Willie Birch integrates world of cultures in ‘Somebody’s Child’

Beneath its sheer size and ruddy exterior, the unconventional MASS MoCA itself is a study in open spaces and the inventive use of natural wood, brick and metal surfaces. Before heading to Willie Birch’s “Somebody’s Child” exhibition in the Kidspace wing of the museum, I happened upon an exhibition entitled “Maya” by American artist Jarvis Rockwell, the oldest son of American painter Norman Rockwell. He had constructed a breathtaking nine-foot high, stepped pyramid, every inch of which had been covered with plastic action figurines, including those of Star Wars, G.I. Joe, Coneheads and even Trolls, complete with neon green hair.

In an adjacent room, Rockwell used action figures to construct smaller scenes, including one of Ewoks at a punch bowl party. After leaving, I proceeded to one of MASS MoCA’s largest galleries (roughly the size of a football field), and passed through Robert Wilson’s “14 Stations,” an enormous installation depicting, in a rather abstract fashion, Jesus’s final days on Earth. Entering through Station One, a pavilion with a low ceiling and many bare light bulbs hanging down very close to the floor, visitors then proceed onto a long wooden walkway, bordered on each side by gravel and 12 small houses, each with a tiny window. Inside each house, you can see images and hear sounds that relate to different events in Jesus’s last days.

Several themes persist throughout the installation, including boulders representing the weight of the cross and the repeated use of Shaker furniture. For instance, at Station Four, Jesus’s meeting of Mother Mary is symbolized by two small abstract figures facing one another, over which hang a large boulder pierced by an illuminated pipe. At the end of the walkway, the viewer comes to the final station representing the resurrection, where a large white human figure is suspended upside down in an apse of trees over a blue bed. While I had trouble connecting the religious elements to the images at each of the stations, the installation itself was carefully and beautifully constructed, and should be sampled just for the experience.

When I finally found my way to Kidspace – MASS MoCA is a pretty big place – the more concrete and accessible works of painter Willie Birch were a welcome reprieve from the more bizarre and cerebral works found in the rest of the musuem. A bright room on the third floor of the building, Kidspace provided an intimate setting in which to display Birch’s 13 works, all of them acrylic paint and charcoal on paper.

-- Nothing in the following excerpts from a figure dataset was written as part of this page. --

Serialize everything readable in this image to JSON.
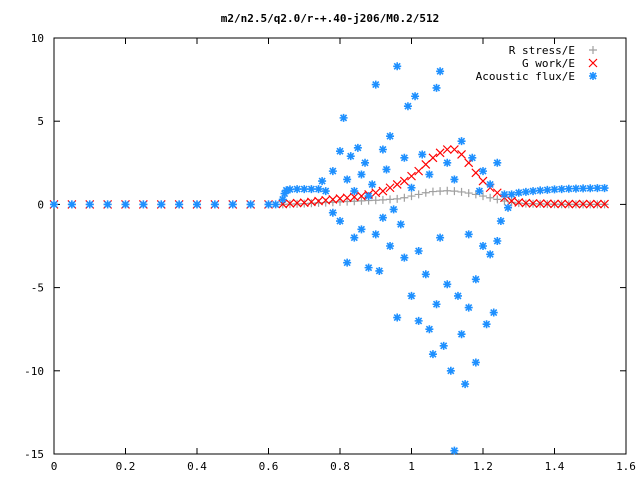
{
  "chart_data": {
    "type": "scatter",
    "title": "m2/n2.5/q2.0/r-+.40-j206/M0.2/512",
    "xlabel": "",
    "ylabel": "",
    "xlim": [
      0,
      1.6
    ],
    "ylim": [
      -15,
      10
    ],
    "x_ticks": [
      "0",
      "0.2",
      "0.4",
      "0.6",
      "0.8",
      "1",
      "1.2",
      "1.4",
      "1.6"
    ],
    "y_ticks": [
      "10",
      "5",
      "0",
      "-5",
      "-10",
      "-15"
    ],
    "legend_position": "top-right",
    "grid": false,
    "series": [
      {
        "name": "R stress/E",
        "marker": "plus",
        "color": "#a0a0a0",
        "points": [
          [
            0.0,
            0
          ],
          [
            0.05,
            0
          ],
          [
            0.1,
            0
          ],
          [
            0.15,
            0
          ],
          [
            0.2,
            0
          ],
          [
            0.25,
            0
          ],
          [
            0.3,
            0
          ],
          [
            0.35,
            0
          ],
          [
            0.4,
            0
          ],
          [
            0.45,
            0
          ],
          [
            0.5,
            0
          ],
          [
            0.55,
            0
          ],
          [
            0.6,
            0
          ],
          [
            0.64,
            0
          ],
          [
            0.66,
            0.02
          ],
          [
            0.68,
            0.03
          ],
          [
            0.7,
            0.05
          ],
          [
            0.72,
            0.07
          ],
          [
            0.74,
            0.09
          ],
          [
            0.76,
            0.11
          ],
          [
            0.78,
            0.13
          ],
          [
            0.8,
            0.15
          ],
          [
            0.82,
            0.17
          ],
          [
            0.84,
            0.19
          ],
          [
            0.86,
            0.21
          ],
          [
            0.88,
            0.23
          ],
          [
            0.9,
            0.25
          ],
          [
            0.92,
            0.27
          ],
          [
            0.94,
            0.3
          ],
          [
            0.96,
            0.33
          ],
          [
            0.98,
            0.4
          ],
          [
            1.0,
            0.5
          ],
          [
            1.02,
            0.6
          ],
          [
            1.04,
            0.7
          ],
          [
            1.06,
            0.77
          ],
          [
            1.08,
            0.8
          ],
          [
            1.1,
            0.82
          ],
          [
            1.12,
            0.8
          ],
          [
            1.14,
            0.75
          ],
          [
            1.16,
            0.68
          ],
          [
            1.18,
            0.6
          ],
          [
            1.2,
            0.5
          ],
          [
            1.22,
            0.4
          ],
          [
            1.24,
            0.3
          ],
          [
            1.26,
            0.2
          ],
          [
            1.28,
            0.12
          ],
          [
            1.3,
            0.08
          ],
          [
            1.32,
            0.05
          ],
          [
            1.34,
            0.04
          ],
          [
            1.36,
            0.03
          ],
          [
            1.38,
            0.02
          ],
          [
            1.4,
            0.01
          ],
          [
            1.42,
            0.01
          ],
          [
            1.44,
            0.0
          ],
          [
            1.46,
            0.0
          ],
          [
            1.48,
            0.0
          ],
          [
            1.5,
            0.0
          ],
          [
            1.52,
            0.0
          ],
          [
            1.54,
            0.0
          ]
        ]
      },
      {
        "name": "G work/E",
        "marker": "cross",
        "color": "#ff0000",
        "points": [
          [
            0.0,
            0
          ],
          [
            0.05,
            0
          ],
          [
            0.1,
            0
          ],
          [
            0.15,
            0
          ],
          [
            0.2,
            0
          ],
          [
            0.25,
            0
          ],
          [
            0.3,
            0
          ],
          [
            0.35,
            0
          ],
          [
            0.4,
            0
          ],
          [
            0.45,
            0
          ],
          [
            0.5,
            0
          ],
          [
            0.55,
            0
          ],
          [
            0.6,
            0
          ],
          [
            0.64,
            0.02
          ],
          [
            0.66,
            0.06
          ],
          [
            0.68,
            0.08
          ],
          [
            0.7,
            0.1
          ],
          [
            0.72,
            0.15
          ],
          [
            0.74,
            0.2
          ],
          [
            0.76,
            0.25
          ],
          [
            0.78,
            0.3
          ],
          [
            0.8,
            0.35
          ],
          [
            0.82,
            0.4
          ],
          [
            0.84,
            0.45
          ],
          [
            0.86,
            0.5
          ],
          [
            0.88,
            0.6
          ],
          [
            0.9,
            0.7
          ],
          [
            0.92,
            0.8
          ],
          [
            0.94,
            1.0
          ],
          [
            0.96,
            1.2
          ],
          [
            0.98,
            1.4
          ],
          [
            1.0,
            1.7
          ],
          [
            1.02,
            2.0
          ],
          [
            1.04,
            2.4
          ],
          [
            1.06,
            2.8
          ],
          [
            1.08,
            3.1
          ],
          [
            1.1,
            3.3
          ],
          [
            1.12,
            3.3
          ],
          [
            1.14,
            3.0
          ],
          [
            1.16,
            2.5
          ],
          [
            1.18,
            1.9
          ],
          [
            1.2,
            1.4
          ],
          [
            1.22,
            1.0
          ],
          [
            1.24,
            0.7
          ],
          [
            1.26,
            0.4
          ],
          [
            1.28,
            0.2
          ],
          [
            1.3,
            0.12
          ],
          [
            1.32,
            0.08
          ],
          [
            1.34,
            0.06
          ],
          [
            1.36,
            0.05
          ],
          [
            1.38,
            0.04
          ],
          [
            1.4,
            0.03
          ],
          [
            1.42,
            0.03
          ],
          [
            1.44,
            0.02
          ],
          [
            1.46,
            0.02
          ],
          [
            1.48,
            0.02
          ],
          [
            1.5,
            0.02
          ],
          [
            1.52,
            0.02
          ],
          [
            1.54,
            0.02
          ]
        ]
      },
      {
        "name": "Acoustic flux/E",
        "marker": "star",
        "color": "#1e90ff",
        "points": [
          [
            0.0,
            0
          ],
          [
            0.05,
            0
          ],
          [
            0.1,
            0
          ],
          [
            0.15,
            0
          ],
          [
            0.2,
            0
          ],
          [
            0.25,
            0
          ],
          [
            0.3,
            0
          ],
          [
            0.35,
            0
          ],
          [
            0.4,
            0
          ],
          [
            0.45,
            0
          ],
          [
            0.5,
            0
          ],
          [
            0.55,
            0
          ],
          [
            0.6,
            0
          ],
          [
            0.62,
            0
          ],
          [
            0.64,
            0.3
          ],
          [
            0.645,
            0.65
          ],
          [
            0.65,
            0.85
          ],
          [
            0.66,
            0.9
          ],
          [
            0.68,
            0.92
          ],
          [
            0.7,
            0.92
          ],
          [
            0.72,
            0.92
          ],
          [
            0.74,
            0.92
          ],
          [
            0.75,
            1.4
          ],
          [
            0.76,
            0.8
          ],
          [
            0.78,
            2.0
          ],
          [
            0.78,
            -0.5
          ],
          [
            0.8,
            3.2
          ],
          [
            0.8,
            -1.0
          ],
          [
            0.81,
            5.2
          ],
          [
            0.82,
            -3.5
          ],
          [
            0.82,
            1.5
          ],
          [
            0.83,
            2.9
          ],
          [
            0.84,
            -2.0
          ],
          [
            0.84,
            0.8
          ],
          [
            0.85,
            3.4
          ],
          [
            0.86,
            -1.5
          ],
          [
            0.86,
            1.8
          ],
          [
            0.87,
            2.5
          ],
          [
            0.88,
            -3.8
          ],
          [
            0.88,
            0.5
          ],
          [
            0.89,
            1.2
          ],
          [
            0.9,
            7.2
          ],
          [
            0.9,
            -1.8
          ],
          [
            0.91,
            -4.0
          ],
          [
            0.92,
            3.3
          ],
          [
            0.92,
            -0.8
          ],
          [
            0.93,
            2.1
          ],
          [
            0.94,
            -2.5
          ],
          [
            0.94,
            4.1
          ],
          [
            0.95,
            -0.3
          ],
          [
            0.96,
            8.3
          ],
          [
            0.96,
            -6.8
          ],
          [
            0.97,
            -1.2
          ],
          [
            0.98,
            2.8
          ],
          [
            0.98,
            -3.2
          ],
          [
            0.99,
            5.9
          ],
          [
            1.0,
            -5.5
          ],
          [
            1.0,
            1.0
          ],
          [
            1.01,
            6.5
          ],
          [
            1.02,
            -2.8
          ],
          [
            1.02,
            -7.0
          ],
          [
            1.03,
            3.0
          ],
          [
            1.04,
            -4.2
          ],
          [
            1.05,
            1.8
          ],
          [
            1.05,
            -7.5
          ],
          [
            1.06,
            -9.0
          ],
          [
            1.07,
            7.0
          ],
          [
            1.07,
            -6.0
          ],
          [
            1.08,
            -2.0
          ],
          [
            1.08,
            8.0
          ],
          [
            1.09,
            -8.5
          ],
          [
            1.1,
            2.5
          ],
          [
            1.1,
            -4.8
          ],
          [
            1.11,
            -10.0
          ],
          [
            1.12,
            -14.8
          ],
          [
            1.12,
            1.5
          ],
          [
            1.13,
            -5.5
          ],
          [
            1.14,
            -7.8
          ],
          [
            1.14,
            3.8
          ],
          [
            1.15,
            -10.8
          ],
          [
            1.16,
            -6.2
          ],
          [
            1.16,
            -1.8
          ],
          [
            1.17,
            2.8
          ],
          [
            1.18,
            -4.5
          ],
          [
            1.18,
            -9.5
          ],
          [
            1.19,
            0.8
          ],
          [
            1.2,
            -2.5
          ],
          [
            1.2,
            2.0
          ],
          [
            1.21,
            -7.2
          ],
          [
            1.22,
            -3.0
          ],
          [
            1.22,
            1.2
          ],
          [
            1.23,
            -6.5
          ],
          [
            1.24,
            -2.2
          ],
          [
            1.24,
            2.5
          ],
          [
            1.25,
            -1.0
          ],
          [
            1.26,
            0.6
          ],
          [
            1.27,
            -0.2
          ],
          [
            1.28,
            0.6
          ],
          [
            1.3,
            0.7
          ],
          [
            1.32,
            0.75
          ],
          [
            1.34,
            0.8
          ],
          [
            1.36,
            0.84
          ],
          [
            1.38,
            0.87
          ],
          [
            1.4,
            0.9
          ],
          [
            1.42,
            0.92
          ],
          [
            1.44,
            0.94
          ],
          [
            1.46,
            0.95
          ],
          [
            1.48,
            0.96
          ],
          [
            1.5,
            0.97
          ],
          [
            1.52,
            0.98
          ],
          [
            1.54,
            0.98
          ]
        ]
      }
    ]
  }
}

The works depict different aspects of life in New Orleans, where Birch was born and raised. He studied art at Southern University in New Orleans, and received his M.F.A. from the Maryland Institute College of Art in 1973. After graduating, he moved to Brooklyn, N.Y., where he lived for over 20 years, before returning to New Orleans, where he currently resides and works. While in graduate school, Birch was influenced by abstraction and color field painting, but during a residency at the Studio Museum in Harlem, he began to study different forms of American folk art and outsider art.

He also studied different forms of art from around the world, including that of African and American Indian cultures. The works are rather large, ranging from 32 by 36.5 inches to 72 by 78 inches, but all of them were based on small snapshots that Birch took. The photos themselves seem rather ordinary, but Birch’s process of reproducing them on a much larger scale brings to them a vitality and energy that aren’t initially apparent.

In “Watching the Parade Go By,” each person’s expression is interesting and gives the viewer a sense of how each person is important in their own right. This is also a great example of a painting showcasing Birch’s juxtaposition of hard outlines and subtle shading. The lines draw attention to geometric patterns and clearly defined shapes at the borders of each figure, while the shading is used to show subtle variances in skin tone and lighting.

Although most of Birch’s works in the exhibit are in black and white, he employs color to great effect in a few of his works – most notably in “Boy with Blue Hair II.” The electric blue hair grabs your attention, drawing you to closer examine the subject of the painting. Birch also features hairstyles in another one of his paintings, “Three Females with Doo’s,” as three young Prom-ready ladies look at the viewer in quiet contemplation.

Birch’s exhibit, although lacking in the grand scale of Wilson’s “14 Stations” or the tongue-in-cheek humor of Rockwell’s art, wonderfully complements the rest of the art in MASS MoCA through its simplicity and honesty. It is well worth sampling on your way through the museum, as it is a wonderful antidote to anyone’s misconceptions of modern art.